A recent Nevada Appeal headline and article told a troublesome tale: “Historically Low,” the article was headed.
“Report: Sierra Nevada snowpack lowest in 500 years,” according to a sub-head. The lead paragraph of the article, datelined as out of Truckee, Calif., went this way: “Snowpack in California’s Sierra Nevada in 2015 is at the lowest level in the past 500 years, according to a new report led by University of Arizona researchers.” Scary stuff. But hardly unexpected.
In a 2010 book published by Laurence C. Smith, professor of geography and of earth and space sciences at UCLA, the problem was part of the underpinning of his thesis regarding how the world would look and people would react by mid-century. That’s 35 years from now. It’s just four decades from when Smith, also vice chairman of UCLA’s Geography Department, published the book called: “The World in 2050: Four Forces Shaping Civilization’s Northern Culture.”
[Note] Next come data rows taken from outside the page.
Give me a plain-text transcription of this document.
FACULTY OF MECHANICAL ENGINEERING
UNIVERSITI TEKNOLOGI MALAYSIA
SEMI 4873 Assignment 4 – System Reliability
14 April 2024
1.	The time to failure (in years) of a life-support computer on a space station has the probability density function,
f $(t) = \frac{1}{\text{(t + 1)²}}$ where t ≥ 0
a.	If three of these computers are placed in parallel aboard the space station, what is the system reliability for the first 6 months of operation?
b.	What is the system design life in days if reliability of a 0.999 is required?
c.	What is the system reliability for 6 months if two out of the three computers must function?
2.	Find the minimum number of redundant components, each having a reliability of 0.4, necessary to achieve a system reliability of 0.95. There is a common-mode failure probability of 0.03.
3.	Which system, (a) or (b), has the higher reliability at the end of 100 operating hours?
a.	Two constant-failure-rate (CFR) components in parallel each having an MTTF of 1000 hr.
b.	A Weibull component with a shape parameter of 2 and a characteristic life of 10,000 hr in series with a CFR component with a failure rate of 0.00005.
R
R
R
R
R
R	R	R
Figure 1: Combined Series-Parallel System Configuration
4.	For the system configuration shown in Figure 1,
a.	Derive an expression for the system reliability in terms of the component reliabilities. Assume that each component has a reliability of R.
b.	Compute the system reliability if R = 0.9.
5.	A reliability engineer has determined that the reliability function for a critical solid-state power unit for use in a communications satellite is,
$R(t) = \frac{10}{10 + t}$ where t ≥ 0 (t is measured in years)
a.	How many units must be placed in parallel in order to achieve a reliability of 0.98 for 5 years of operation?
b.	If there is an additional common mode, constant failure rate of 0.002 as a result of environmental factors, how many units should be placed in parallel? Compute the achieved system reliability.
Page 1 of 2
Those four forces, he wrote, are demographics, human interface with natural resources, globalization, and climate change.
Whether you think climate change is real or so much Swiss cheese, some things are observable and not open to interpretation. As Smith wrote: “Quite simply, it is observed fact that human industrial activity is changing the chemical composition of the atmosphere such that its overall temperature must, on average, heat up. The power of greenhouse gases is simply beyond dispute.”
Smith said without greenhouses gases the world would be “an icebox, like the moon and Mars.” He said basically that’s because greenhouse gases let solar radiation in easily, but not out, “roughly analogous to how a closed-up car becomes hotter inside than out from sunlight passing through the window glass.” In the same 2010 book, Smith wrote elsewhere on the impact.
“Changing drought and flood statistics are not the only way that rising greenhouse gases harm our water supply,” Smith said. He said all reservoirs, holding tanks, ponds and other storage containers “are trifling compared to the capacity of snowpacks and glaciers.” He noted glaciers are receding and then got right down to snow’s 500-year nadir in the Sierra Nevada five years before it arrived.
He said the seasonal shift under way “portends big problems for the North American West and other places that rely on winter snowpack to sustain agriculture...” He wrote that California’s Central Valley, the largest ag producer in the nation, “depends heavily on Sierra snowmelt, for example.”
Northwestern Nevadans are on the other side, but if you ask, “so what,” you need to rethink your cavalier attitude. If Californians get less water from snowmelt, higher food price pressures will mount, those of us in the Eastern Sierra foothills will get even less runoff, and those will be just two obvious offshoots.
Ski resorts will battle to survive. Runoff in the Carson and Truckee rivers will suffer even more. Lake Tahoe, over the long term, will move from keep Tahoe Blue to keep Tahoe somehow. Groundwater supplies, the hidden yet important corollary to surface water supplies, won’t replenish sufficiently. Drought could move from a four-year cycle to a decade-long cycle, or worse. Wet periods still will come, but the crucial questions will be how soon and how often?
Government officials need to quit thinking short term on such problems. The world of 2050 is just a hop, skip and jump from the here and now.